The powerful senator changed his tune recently, and he attributes the change to the $2 million 2006 report — which he commissioned and funded. It quantified and specified the risks for cave-ins.
While others called for a buyout on the merits of health and environmental risks in the area, Inhofe never supported one until safety and cave-ins became the issue.
The senator helped redirect cleanup money to pay residents to start leaving the area. Locals praise him for those efforts, saying Inhofe stepped in to aid them when other politicians wouldn’t or couldn’t.
When asked if he single-handedly is responsible for the current buyout program and environmental cleanup at Tar Creek, as he claims in his campaign ad, Inhofe said: “Would we be where we are today, with almost to solution of a problem that’s been there for 30 years, without my being involved?” he said. “That’s the question you need to ask.”
Keheley is a Picher native who returned to town after a career as a top nuclear weapons engineer at a U.S. Department of Energy lab. Tired of the stress that led him to pop antacids on his morning and afternoon commutes in California, Keheley moved back home in 1997 for a simpler life.
He was shocked to find his hometown was part of the EPA’s hazardous waste program.
He had to get involved, he said. So Keheley set out to conduct his own investigation.
He sifted through news articles about the earth swallowing up homes. He dug through mining maps, which showed 100-foot caves underground, some only 100 feet from the surface. And he found out that support pillars that held those cave ceilings in place often were blasted out before the mines closed, so the mining companies could extract remaining ore.
At first, Keheley said, Inhofe and other officials “turned a deaf ear” to local efforts to draw attention to the unstable area.
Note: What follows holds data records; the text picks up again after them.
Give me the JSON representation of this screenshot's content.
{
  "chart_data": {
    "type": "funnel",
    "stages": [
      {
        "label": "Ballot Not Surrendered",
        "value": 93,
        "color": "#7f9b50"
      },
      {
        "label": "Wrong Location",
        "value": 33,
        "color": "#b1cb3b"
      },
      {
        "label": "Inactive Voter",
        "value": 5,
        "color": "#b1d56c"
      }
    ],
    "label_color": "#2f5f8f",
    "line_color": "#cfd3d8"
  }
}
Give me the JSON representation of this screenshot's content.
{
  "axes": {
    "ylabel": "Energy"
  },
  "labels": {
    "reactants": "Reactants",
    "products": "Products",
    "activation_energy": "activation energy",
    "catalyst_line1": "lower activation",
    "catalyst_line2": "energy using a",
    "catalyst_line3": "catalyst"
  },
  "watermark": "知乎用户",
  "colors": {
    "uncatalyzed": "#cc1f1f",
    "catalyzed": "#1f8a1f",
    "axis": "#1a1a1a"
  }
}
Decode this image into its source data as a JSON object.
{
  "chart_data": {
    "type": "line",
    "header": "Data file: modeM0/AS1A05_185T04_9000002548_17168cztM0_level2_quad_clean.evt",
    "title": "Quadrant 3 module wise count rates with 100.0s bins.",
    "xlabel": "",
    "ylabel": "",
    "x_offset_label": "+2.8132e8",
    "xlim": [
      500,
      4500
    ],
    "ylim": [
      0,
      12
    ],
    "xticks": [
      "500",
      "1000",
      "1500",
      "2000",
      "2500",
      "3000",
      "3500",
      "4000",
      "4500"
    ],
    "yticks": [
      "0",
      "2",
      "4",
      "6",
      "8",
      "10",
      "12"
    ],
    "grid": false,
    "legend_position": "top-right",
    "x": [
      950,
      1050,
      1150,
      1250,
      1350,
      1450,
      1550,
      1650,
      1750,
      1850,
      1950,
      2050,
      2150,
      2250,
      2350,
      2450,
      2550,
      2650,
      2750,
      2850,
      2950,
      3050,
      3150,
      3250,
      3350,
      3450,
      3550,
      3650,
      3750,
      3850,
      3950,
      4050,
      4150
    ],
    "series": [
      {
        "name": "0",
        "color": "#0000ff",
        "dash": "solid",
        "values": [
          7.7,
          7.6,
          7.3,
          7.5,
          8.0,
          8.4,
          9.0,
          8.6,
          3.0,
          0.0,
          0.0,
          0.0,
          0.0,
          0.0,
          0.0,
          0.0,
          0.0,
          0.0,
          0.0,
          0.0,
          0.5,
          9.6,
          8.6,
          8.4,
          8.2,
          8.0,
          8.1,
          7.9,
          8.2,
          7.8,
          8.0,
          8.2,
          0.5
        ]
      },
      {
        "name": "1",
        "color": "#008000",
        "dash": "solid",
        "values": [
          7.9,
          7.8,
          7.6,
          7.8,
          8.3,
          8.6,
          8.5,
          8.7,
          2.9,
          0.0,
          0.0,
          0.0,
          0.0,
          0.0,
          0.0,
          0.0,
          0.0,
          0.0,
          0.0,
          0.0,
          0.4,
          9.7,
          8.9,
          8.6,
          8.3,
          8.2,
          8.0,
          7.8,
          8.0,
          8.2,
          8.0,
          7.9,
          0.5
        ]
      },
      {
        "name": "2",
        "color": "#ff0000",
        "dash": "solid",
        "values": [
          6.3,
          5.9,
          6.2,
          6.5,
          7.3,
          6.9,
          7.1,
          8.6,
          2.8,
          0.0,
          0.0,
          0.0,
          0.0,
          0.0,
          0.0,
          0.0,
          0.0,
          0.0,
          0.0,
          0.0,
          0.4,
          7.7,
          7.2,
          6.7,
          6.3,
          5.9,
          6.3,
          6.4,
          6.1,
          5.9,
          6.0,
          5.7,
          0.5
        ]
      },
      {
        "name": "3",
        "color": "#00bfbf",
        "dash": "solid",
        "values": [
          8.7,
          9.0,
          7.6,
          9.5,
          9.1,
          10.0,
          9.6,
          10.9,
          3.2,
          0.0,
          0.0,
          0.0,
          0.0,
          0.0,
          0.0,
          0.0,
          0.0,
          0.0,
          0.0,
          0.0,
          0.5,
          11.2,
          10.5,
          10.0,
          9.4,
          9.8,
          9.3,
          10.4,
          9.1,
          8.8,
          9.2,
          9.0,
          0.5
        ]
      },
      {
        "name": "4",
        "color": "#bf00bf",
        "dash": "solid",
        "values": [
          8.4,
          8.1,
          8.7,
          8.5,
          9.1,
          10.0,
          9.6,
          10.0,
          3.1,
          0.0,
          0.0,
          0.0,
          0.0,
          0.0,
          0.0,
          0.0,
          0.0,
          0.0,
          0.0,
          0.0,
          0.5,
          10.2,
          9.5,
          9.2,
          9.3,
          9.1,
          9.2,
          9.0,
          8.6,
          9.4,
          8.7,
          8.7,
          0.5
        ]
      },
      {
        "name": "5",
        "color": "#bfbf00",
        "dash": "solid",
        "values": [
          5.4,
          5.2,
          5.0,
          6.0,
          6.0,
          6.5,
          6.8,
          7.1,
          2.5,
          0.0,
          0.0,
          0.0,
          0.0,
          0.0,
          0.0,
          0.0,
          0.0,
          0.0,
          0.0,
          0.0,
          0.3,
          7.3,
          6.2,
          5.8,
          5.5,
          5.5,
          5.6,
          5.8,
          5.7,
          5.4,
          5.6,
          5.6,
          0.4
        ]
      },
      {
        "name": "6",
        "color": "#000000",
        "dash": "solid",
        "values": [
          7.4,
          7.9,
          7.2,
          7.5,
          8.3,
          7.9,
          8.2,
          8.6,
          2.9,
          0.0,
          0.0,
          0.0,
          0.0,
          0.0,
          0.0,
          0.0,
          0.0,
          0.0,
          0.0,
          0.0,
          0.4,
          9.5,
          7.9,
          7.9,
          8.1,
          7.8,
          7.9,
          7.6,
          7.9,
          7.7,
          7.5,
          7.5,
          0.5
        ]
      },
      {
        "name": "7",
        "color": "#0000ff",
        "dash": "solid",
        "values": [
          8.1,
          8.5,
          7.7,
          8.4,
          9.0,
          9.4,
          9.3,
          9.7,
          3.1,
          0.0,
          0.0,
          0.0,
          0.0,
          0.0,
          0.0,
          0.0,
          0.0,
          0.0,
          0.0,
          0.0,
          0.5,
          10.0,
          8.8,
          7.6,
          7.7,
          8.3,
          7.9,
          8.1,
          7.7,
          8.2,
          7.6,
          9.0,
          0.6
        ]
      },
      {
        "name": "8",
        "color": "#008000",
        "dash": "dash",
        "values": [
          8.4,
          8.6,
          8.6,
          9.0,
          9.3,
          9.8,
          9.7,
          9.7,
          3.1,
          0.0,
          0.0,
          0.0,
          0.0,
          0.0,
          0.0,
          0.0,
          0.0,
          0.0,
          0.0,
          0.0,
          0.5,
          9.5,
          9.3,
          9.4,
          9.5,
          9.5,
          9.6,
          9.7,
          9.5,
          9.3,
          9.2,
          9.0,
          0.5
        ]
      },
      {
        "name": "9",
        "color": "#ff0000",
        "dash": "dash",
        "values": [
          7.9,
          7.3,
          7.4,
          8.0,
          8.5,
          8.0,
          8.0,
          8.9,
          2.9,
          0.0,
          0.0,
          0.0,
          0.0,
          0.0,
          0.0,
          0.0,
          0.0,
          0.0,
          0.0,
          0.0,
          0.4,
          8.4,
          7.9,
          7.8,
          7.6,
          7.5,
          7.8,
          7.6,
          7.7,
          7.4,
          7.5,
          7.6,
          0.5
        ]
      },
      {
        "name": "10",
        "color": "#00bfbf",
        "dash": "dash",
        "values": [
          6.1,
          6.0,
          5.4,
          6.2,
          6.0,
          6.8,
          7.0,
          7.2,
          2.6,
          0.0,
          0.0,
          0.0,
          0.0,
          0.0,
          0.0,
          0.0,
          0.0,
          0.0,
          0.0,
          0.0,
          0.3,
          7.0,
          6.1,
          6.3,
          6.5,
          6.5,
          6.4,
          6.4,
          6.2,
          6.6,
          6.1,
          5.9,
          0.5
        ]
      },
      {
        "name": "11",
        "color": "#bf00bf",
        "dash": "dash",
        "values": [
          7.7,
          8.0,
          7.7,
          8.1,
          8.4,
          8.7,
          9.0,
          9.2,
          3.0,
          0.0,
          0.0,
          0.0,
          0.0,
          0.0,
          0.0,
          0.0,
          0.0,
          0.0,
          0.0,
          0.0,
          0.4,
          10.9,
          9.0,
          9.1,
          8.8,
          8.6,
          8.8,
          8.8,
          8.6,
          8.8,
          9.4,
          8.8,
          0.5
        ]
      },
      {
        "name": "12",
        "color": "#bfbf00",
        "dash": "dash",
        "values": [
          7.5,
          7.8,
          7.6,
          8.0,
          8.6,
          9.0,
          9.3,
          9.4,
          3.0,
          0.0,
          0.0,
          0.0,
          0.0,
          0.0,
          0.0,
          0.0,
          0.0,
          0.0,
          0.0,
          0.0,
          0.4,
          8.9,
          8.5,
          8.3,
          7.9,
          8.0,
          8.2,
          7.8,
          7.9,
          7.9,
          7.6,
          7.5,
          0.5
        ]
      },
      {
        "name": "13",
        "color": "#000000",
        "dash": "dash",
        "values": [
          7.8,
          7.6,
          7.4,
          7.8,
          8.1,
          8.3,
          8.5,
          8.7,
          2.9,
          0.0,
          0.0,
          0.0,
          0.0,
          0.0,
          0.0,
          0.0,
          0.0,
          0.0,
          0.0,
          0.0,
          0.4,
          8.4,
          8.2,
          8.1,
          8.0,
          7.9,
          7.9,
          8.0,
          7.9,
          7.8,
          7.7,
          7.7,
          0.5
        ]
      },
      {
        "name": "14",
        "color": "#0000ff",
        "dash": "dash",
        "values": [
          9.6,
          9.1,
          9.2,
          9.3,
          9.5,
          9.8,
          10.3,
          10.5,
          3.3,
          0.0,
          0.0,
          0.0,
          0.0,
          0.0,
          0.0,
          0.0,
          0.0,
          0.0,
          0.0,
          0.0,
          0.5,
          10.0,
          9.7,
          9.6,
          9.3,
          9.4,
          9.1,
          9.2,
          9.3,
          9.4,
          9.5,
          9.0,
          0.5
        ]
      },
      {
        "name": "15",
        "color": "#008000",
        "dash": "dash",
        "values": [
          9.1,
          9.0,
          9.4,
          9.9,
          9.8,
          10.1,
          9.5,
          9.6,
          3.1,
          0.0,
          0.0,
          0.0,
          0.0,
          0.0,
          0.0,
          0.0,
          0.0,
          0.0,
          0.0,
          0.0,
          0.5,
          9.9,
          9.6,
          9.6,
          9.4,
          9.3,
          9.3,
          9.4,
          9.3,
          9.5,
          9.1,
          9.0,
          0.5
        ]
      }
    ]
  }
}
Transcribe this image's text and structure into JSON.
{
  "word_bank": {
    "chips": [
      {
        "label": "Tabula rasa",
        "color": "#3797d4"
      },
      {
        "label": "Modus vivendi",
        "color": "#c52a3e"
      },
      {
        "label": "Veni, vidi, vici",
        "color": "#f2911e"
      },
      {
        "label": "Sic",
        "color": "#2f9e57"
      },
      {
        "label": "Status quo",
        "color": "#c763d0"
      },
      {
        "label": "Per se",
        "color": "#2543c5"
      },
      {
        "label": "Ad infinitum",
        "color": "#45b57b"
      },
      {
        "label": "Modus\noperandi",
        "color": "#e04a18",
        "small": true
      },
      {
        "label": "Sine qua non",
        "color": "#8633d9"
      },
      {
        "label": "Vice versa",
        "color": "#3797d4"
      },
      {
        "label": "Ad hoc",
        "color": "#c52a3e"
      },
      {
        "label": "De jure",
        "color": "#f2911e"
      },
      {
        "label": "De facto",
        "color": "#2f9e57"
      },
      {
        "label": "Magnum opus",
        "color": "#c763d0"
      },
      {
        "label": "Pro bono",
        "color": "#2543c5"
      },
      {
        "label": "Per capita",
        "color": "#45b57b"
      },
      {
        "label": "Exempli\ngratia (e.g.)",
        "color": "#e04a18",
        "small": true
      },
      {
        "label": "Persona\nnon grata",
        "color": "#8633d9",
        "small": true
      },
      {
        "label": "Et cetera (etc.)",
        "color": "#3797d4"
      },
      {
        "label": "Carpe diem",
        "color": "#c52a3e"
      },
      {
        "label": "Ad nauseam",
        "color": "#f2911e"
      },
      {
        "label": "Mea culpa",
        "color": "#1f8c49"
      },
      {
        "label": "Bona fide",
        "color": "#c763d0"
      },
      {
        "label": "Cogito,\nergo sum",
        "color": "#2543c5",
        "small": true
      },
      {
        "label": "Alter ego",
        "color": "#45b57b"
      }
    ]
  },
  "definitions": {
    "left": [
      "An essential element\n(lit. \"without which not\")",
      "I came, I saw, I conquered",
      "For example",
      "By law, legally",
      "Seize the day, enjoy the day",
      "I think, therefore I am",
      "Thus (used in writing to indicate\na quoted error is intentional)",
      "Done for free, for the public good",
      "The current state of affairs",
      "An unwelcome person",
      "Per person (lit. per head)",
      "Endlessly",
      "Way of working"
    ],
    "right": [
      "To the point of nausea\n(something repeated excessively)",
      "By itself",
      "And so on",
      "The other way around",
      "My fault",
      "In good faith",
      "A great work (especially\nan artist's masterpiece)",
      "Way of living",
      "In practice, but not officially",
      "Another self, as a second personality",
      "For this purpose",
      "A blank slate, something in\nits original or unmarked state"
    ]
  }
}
“There is a class system alive and well in the United States, and if you are a small rural community that doesn’t have a voting bloc, you do not have the same access to federal resources and federal officials,” he said, adding: “When we were trying to focus attention on Tar Creek, he (Inhofe) was pretty much ignoring us.”
Keheley said Inhofe’s aides ignored — and sometimes rudely dismissed — concerns about the environmental health of Tar Creek.
The senator’s office wouldn’t discuss the safety of the area or the possibility of getting residents of harm’s way, Keheley said.
In April 2004, Keheley said he got to have a discussion with the senator.
They sat at opposing ends of a conference table, Keheley said.
A turning point Keheley said he persuaded Inhofe to go on a private tour of Tar Creek with him. The experience helped convince Inhofe there was a serious risk for cave-ins, he said.
After the meeting, Keheley told the media: “We expected to be read the Riot Act, but he really surprised us.”
“Never in my wildest dreams would I have said he’s the guy that’s going to step forward and solve this,” Keheley said of Inhofe, “but that’s one of the oddities of life. I’m certainly thankful for what he’s done.”
Keheley said he thinks the buyout would not have happened without Inhofe’s support.
He called the senator’s campaign commercial a “flamboyant” attempt to take full credit for positive strides at Tar Creek, and said other politicians with access to the same resources as Inhofe would have made similar decisions.